1: That is to say, the similarity is not itself a property of the languages, nor a property of the immediate Lisp community, who somewhat close to the languages in question, tend not to confuse them, but a property of the community of programmers `at large`.

2: Of course Smalltalk did blocks earlier and better.

3: No shortage of these, somehow.

4: A given monad can be thought of as specifying alternative semantics for the act of binding a value to a variable and handling the result of an expression evaluated in the context of that binding. A surprisingly large space of `mini-languages` can be reached by controlling exactly what these two operations constitute.

5: I say pretend because it turns out that your average Lisp reader is really doing a lot of work, and that the data structure you denote and its denotation are, as a consequence, not as close to one another as you might imagine. The key is that they are close enough that you can avoid thinking too hard about it most of the time.

6: Literally. The original intent was to denote Lisp programs using m-expressions, but it was an extra complication that never really caught on, since most programmers found it simpler to just use parenthesized notation.

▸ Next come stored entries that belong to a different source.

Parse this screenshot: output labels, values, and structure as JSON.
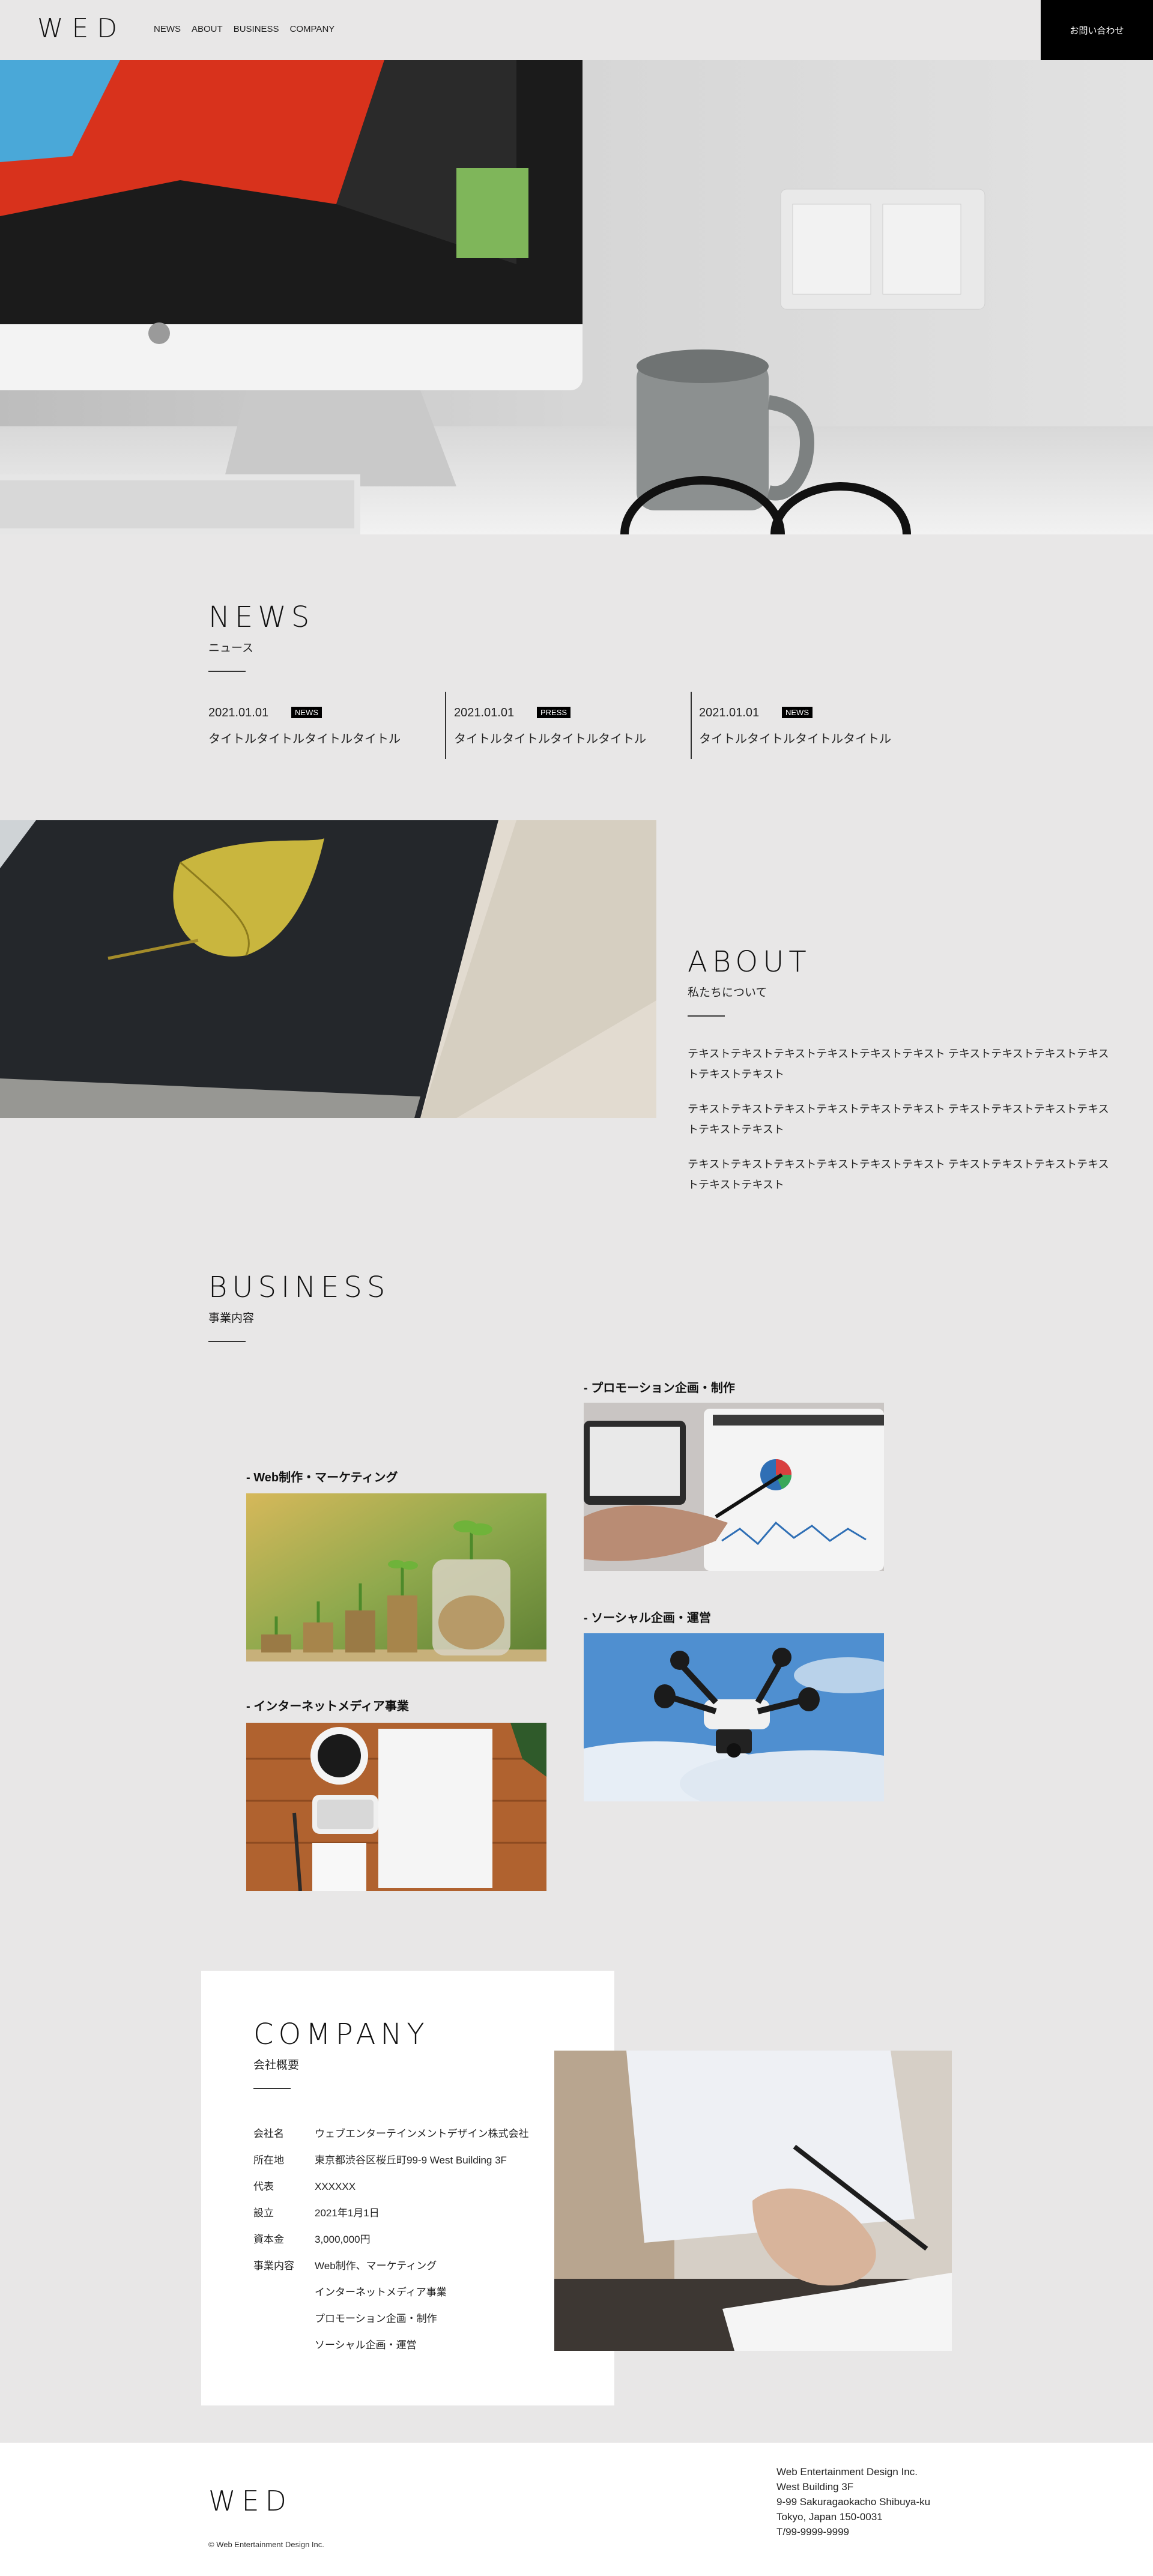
{
  "header": {
    "logo": "WED",
    "nav": [
      "NEWS",
      "ABOUT",
      "BUSINESS",
      "COMPANY"
    ],
    "contact_label": "お問い合わせ"
  },
  "news": {
    "title": "NEWS",
    "subtitle": "ニュース",
    "items": [
      {
        "date": "2021.01.01",
        "tag": "NEWS",
        "title": "タイトルタイトルタイトルタイトル"
      },
      {
        "date": "2021.01.01",
        "tag": "PRESS",
        "title": "タイトルタイトルタイトルタイトル"
      },
      {
        "date": "2021.01.01",
        "tag": "NEWS",
        "title": "タイトルタイトルタイトルタイトル"
      }
    ]
  },
  "about": {
    "title": "ABOUT",
    "subtitle": "私たちについて",
    "paragraphs": [
      "テキストテキストテキストテキストテキストテキスト テキストテキストテキストテキストテキストテキスト",
      "テキストテキストテキストテキストテキストテキスト テキストテキストテキストテキストテキストテキスト",
      "テキストテキストテキストテキストテキストテキスト テキストテキストテキストテキストテキストテキスト"
    ]
  },
  "business": {
    "title": "BUSINESS",
    "subtitle": "事業内容",
    "items": [
      {
        "label": "- プロモーション企画・制作"
      },
      {
        "label": "- Web制作・マーケティング"
      },
      {
        "label": "- ソーシャル企画・運営"
      },
      {
        "label": "- インターネットメディア事業"
      }
    ]
  },
  "company": {
    "title": "COMPANY",
    "subtitle": "会社概要",
    "rows": [
      {
        "key": "会社名",
        "value": "ウェブエンターテインメントデザイン株式会社"
      },
      {
        "key": "所在地",
        "value": "東京都渋谷区桜丘町99-9 West Building 3F"
      },
      {
        "key": "代表",
        "value": "XXXXXX"
      },
      {
        "key": "設立",
        "value": "2021年1月1日"
      },
      {
        "key": "資本金",
        "value": "3,000,000円"
      },
      {
        "key": "事業内容",
        "value": "Web制作、マーケティング"
      },
      {
        "key": "",
        "value": "インターネットメディア事業"
      },
      {
        "key": "",
        "value": "プロモーション企画・制作"
      },
      {
        "key": "",
        "value": "ソーシャル企画・運営"
      }
    ]
  },
  "footer": {
    "logo": "WED",
    "copyright": "© Web Entertainment Design Inc.",
    "address": [
      "Web Entertainment Design Inc.",
      "West Building 3F",
      "9-99 Sakuragaokacho Shibuya-ku",
      "Tokyo, Japan 150-0031",
      "T/99-9999-9999"
    ]
  }
}
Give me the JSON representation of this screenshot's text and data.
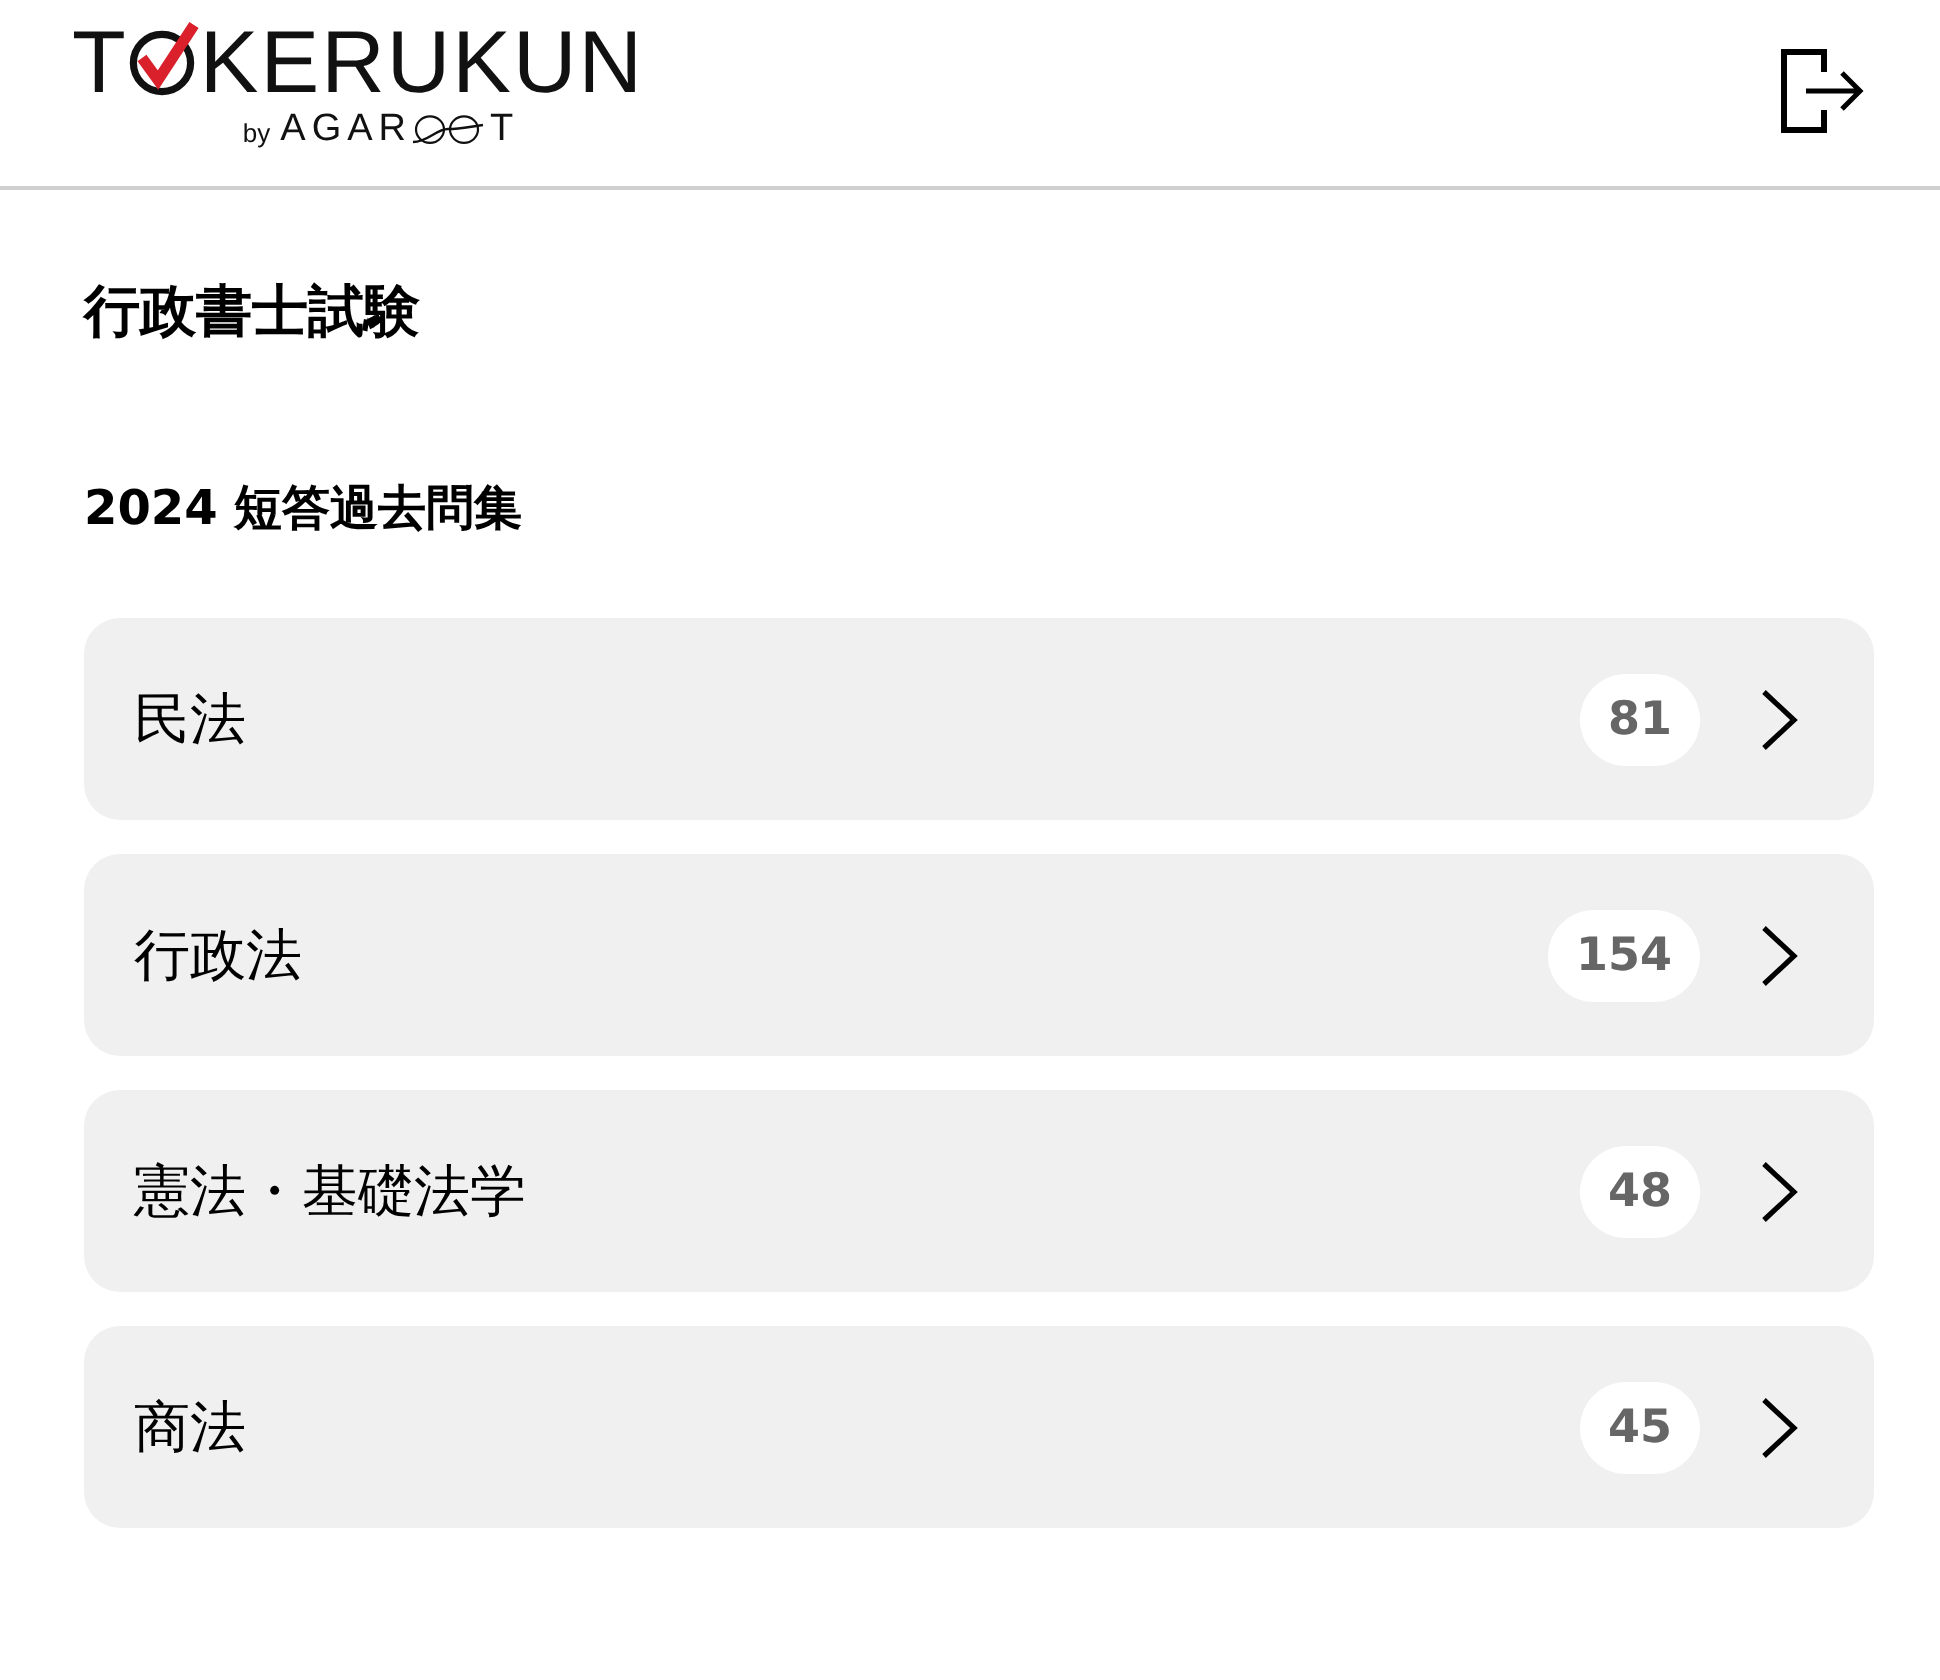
{
  "header": {
    "logo": {
      "lead": "T",
      "tail": "KERUKUN",
      "byline_prefix": "by",
      "byline_lead": "AGAR",
      "byline_tail": "T"
    }
  },
  "page": {
    "title": "行政書士試験",
    "section_title": "2024 短答過去問集"
  },
  "subjects": [
    {
      "label": "民法",
      "count": "81"
    },
    {
      "label": "行政法",
      "count": "154"
    },
    {
      "label": "憲法・基礎法学",
      "count": "48"
    },
    {
      "label": "商法",
      "count": "45"
    }
  ]
}
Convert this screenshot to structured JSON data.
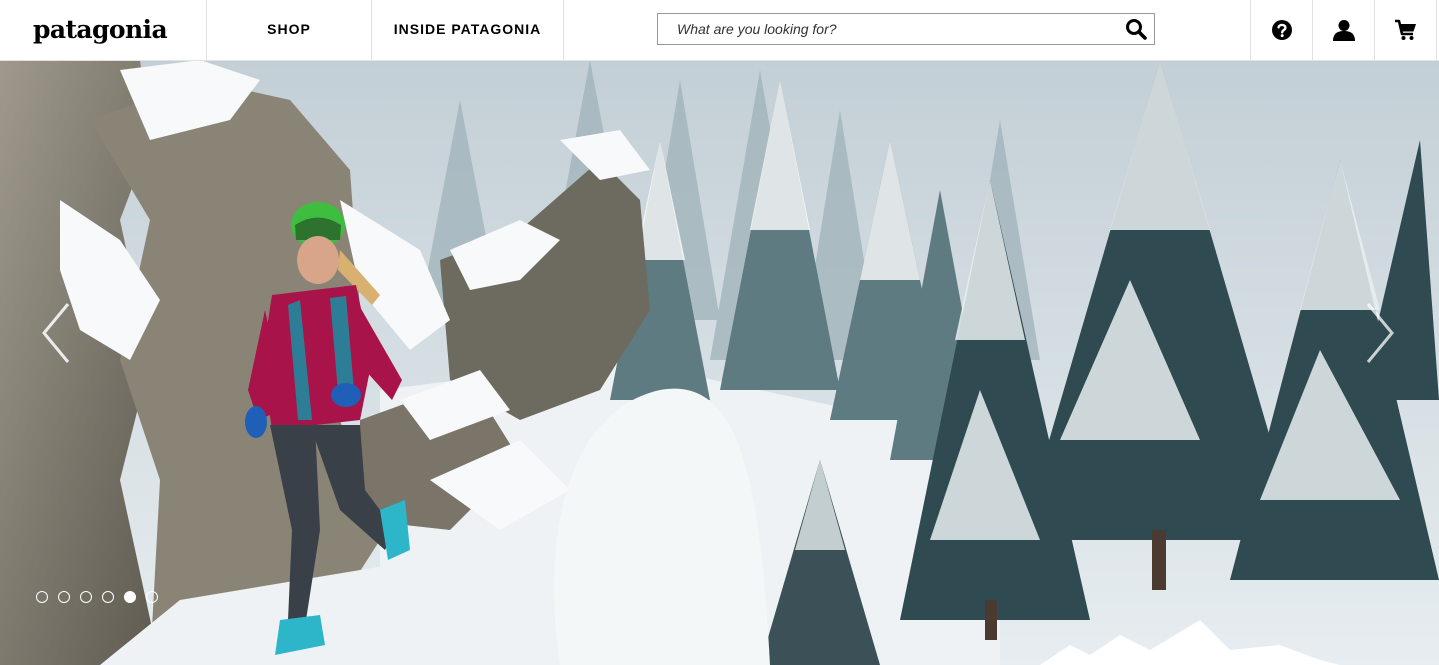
{
  "header": {
    "logo_text": "patagonia",
    "nav": [
      {
        "label": "SHOP"
      },
      {
        "label": "INSIDE PATAGONIA"
      }
    ],
    "search": {
      "placeholder": "What are you looking for?",
      "value": ""
    },
    "icons": [
      "search-icon",
      "help-icon",
      "account-icon",
      "cart-icon"
    ]
  },
  "hero": {
    "slide_count": 6,
    "active_slide": 5,
    "arrows": [
      "chevron-left-icon",
      "chevron-right-icon"
    ]
  },
  "colors": {
    "header_bg": "#ffffff",
    "text": "#000000",
    "snow": "#f4f7f8",
    "jacket": "#a8134a",
    "rock": "#8a8476",
    "tree": "#2f4a50"
  }
}
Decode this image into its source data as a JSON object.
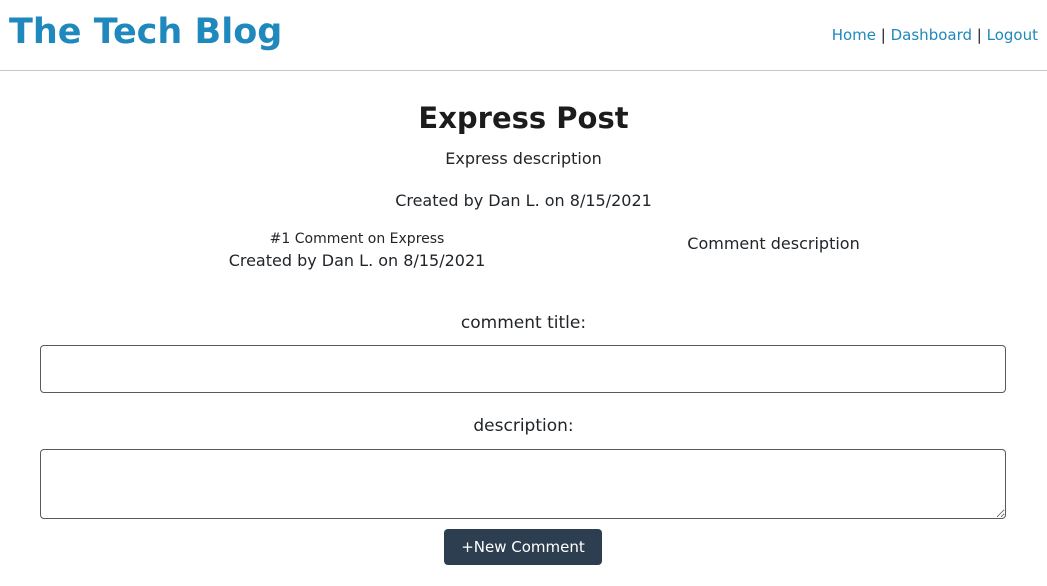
{
  "header": {
    "site_title": "The Tech Blog",
    "nav": {
      "home": "Home",
      "dashboard": "Dashboard",
      "logout": "Logout",
      "separator": "|"
    }
  },
  "post": {
    "title": "Express Post",
    "description": "Express description",
    "meta": "Created by Dan L. on 8/15/2021"
  },
  "comments": [
    {
      "title": "#1 Comment on Express",
      "meta": "Created by Dan L. on 8/15/2021",
      "description": "Comment description"
    }
  ],
  "form": {
    "title_label": "comment title:",
    "title_value": "",
    "description_label": "description:",
    "description_value": "",
    "submit_label": "+New Comment"
  },
  "colors": {
    "brand": "#1f88bc",
    "button_bg": "#2c3e50",
    "button_text": "#ffffff"
  }
}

7: Or so it seems. One shortcoming of Lisp, it might be argued, is that it makes thinking about program transformation seem easier than it actually is. Correct program transformations, in which the resulting code does what you expect it to do in all scenarios is a pretty hard problem. A hard problem which is not even generally conceived of in its entirety by those writing macros, as evidenced by the frequency with which one hears the false claim that `gensym` is sufficient to avoid unexpected behavior.

8: To be fair, Racket goes way beyond Lisp in general in this area.